What is negative feedback homeostasis?

1 Answer
May 8, 2018

Essentially maintaining optimal living conditions for the body.

Explanation:

First I'll define a negative feedback loop. This is pretty much any process that goes towards a certain equilibrium. It may seem simple, but vacuuming the floor is a negative feedback loop because you're performing a process that goes towards cleanliness. Once the floor is clean, you stop vacuuming.

Now for the homeostasis part: When your body digests something like white bread or candy, it's pretty much absorbing pure glucose. The glucose enters your blood stream, which drives up your blood sugar levels. The negative feedback loop involves insulin, which is released in order to bring back your blood sugar to normal levels by telling cells to absorb glucose and store it in the form of glycogen. Once your blood sugar is back to normal, your body stops releasing insulin.

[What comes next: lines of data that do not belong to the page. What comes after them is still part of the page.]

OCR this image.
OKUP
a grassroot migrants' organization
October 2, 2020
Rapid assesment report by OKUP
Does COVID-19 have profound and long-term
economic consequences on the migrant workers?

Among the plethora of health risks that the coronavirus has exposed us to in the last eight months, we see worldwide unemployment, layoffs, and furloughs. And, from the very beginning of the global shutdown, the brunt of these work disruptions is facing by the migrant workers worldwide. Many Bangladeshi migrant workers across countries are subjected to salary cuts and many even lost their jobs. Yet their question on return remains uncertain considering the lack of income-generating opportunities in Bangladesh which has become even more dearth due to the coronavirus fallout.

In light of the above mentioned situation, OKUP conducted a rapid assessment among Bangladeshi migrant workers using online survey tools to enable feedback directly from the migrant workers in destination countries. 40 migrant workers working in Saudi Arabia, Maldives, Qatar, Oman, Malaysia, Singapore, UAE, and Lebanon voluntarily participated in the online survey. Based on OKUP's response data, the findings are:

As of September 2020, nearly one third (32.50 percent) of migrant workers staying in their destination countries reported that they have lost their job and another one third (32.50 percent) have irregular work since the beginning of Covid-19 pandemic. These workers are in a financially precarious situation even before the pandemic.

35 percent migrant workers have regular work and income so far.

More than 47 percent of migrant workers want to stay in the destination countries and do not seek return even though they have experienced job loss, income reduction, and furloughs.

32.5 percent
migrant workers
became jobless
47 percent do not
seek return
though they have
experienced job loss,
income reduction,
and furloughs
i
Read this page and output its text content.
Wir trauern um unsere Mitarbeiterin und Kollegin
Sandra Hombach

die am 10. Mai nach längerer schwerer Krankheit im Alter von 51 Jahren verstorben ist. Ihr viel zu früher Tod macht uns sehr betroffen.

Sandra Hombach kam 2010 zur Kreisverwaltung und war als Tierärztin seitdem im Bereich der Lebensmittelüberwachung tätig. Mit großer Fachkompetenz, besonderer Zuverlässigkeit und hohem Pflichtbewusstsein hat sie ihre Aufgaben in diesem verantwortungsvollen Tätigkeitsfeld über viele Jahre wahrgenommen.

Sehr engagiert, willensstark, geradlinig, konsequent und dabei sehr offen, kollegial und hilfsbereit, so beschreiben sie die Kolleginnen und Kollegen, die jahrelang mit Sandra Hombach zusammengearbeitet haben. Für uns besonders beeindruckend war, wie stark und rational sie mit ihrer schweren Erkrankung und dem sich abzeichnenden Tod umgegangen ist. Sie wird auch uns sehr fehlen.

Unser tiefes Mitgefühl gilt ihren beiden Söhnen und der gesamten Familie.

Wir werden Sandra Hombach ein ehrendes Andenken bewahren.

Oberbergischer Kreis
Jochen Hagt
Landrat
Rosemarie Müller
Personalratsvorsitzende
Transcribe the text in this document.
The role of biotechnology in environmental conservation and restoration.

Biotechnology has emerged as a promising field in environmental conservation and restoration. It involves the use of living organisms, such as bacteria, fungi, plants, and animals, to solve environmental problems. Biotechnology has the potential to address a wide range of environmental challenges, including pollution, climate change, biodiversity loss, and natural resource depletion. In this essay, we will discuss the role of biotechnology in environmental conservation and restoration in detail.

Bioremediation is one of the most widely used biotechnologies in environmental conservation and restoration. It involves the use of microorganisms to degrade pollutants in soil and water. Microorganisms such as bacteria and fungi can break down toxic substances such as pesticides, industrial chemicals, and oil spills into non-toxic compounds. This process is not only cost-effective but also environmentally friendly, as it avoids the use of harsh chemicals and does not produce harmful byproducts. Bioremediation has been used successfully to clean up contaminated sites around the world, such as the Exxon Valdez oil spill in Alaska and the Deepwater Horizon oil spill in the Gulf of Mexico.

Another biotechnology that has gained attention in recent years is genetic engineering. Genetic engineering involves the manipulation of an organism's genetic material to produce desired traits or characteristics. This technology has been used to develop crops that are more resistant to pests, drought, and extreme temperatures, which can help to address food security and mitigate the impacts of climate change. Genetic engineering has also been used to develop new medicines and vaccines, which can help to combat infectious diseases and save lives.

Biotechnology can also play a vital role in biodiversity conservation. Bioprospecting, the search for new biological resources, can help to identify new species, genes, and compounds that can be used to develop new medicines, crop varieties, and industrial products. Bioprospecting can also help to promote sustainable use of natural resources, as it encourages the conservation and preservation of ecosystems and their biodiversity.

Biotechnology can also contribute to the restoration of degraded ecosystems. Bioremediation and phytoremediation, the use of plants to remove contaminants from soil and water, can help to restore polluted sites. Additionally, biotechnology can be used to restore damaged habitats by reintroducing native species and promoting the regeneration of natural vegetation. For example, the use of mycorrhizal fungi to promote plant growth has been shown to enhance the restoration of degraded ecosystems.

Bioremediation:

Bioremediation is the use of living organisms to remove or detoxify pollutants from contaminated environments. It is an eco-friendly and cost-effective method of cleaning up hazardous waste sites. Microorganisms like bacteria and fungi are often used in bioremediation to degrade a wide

Now, you've just gotten up in the morning, and having had no food to eat, decide to work out. Your blood sugar is very low, and since your cells are sucking up energy, it's going to drop even lower. Your cells need food to eat, so your body uses a negative feedback using glucagon to tell your cells to break down glycogen to release glucose and allow cells to use it to give energy to your muscles. Once your blood sugar is back to normal, it stops the glucagon, so it's a negative feedback loop.

Summary: negative feedback homeostasis uses processes like sweating, shivering, fluctuations in heart beat, and many more to maintain homeostasis, which is essentially the optimal living conditions for your body like temperature, pH, sugar and salt content, etc.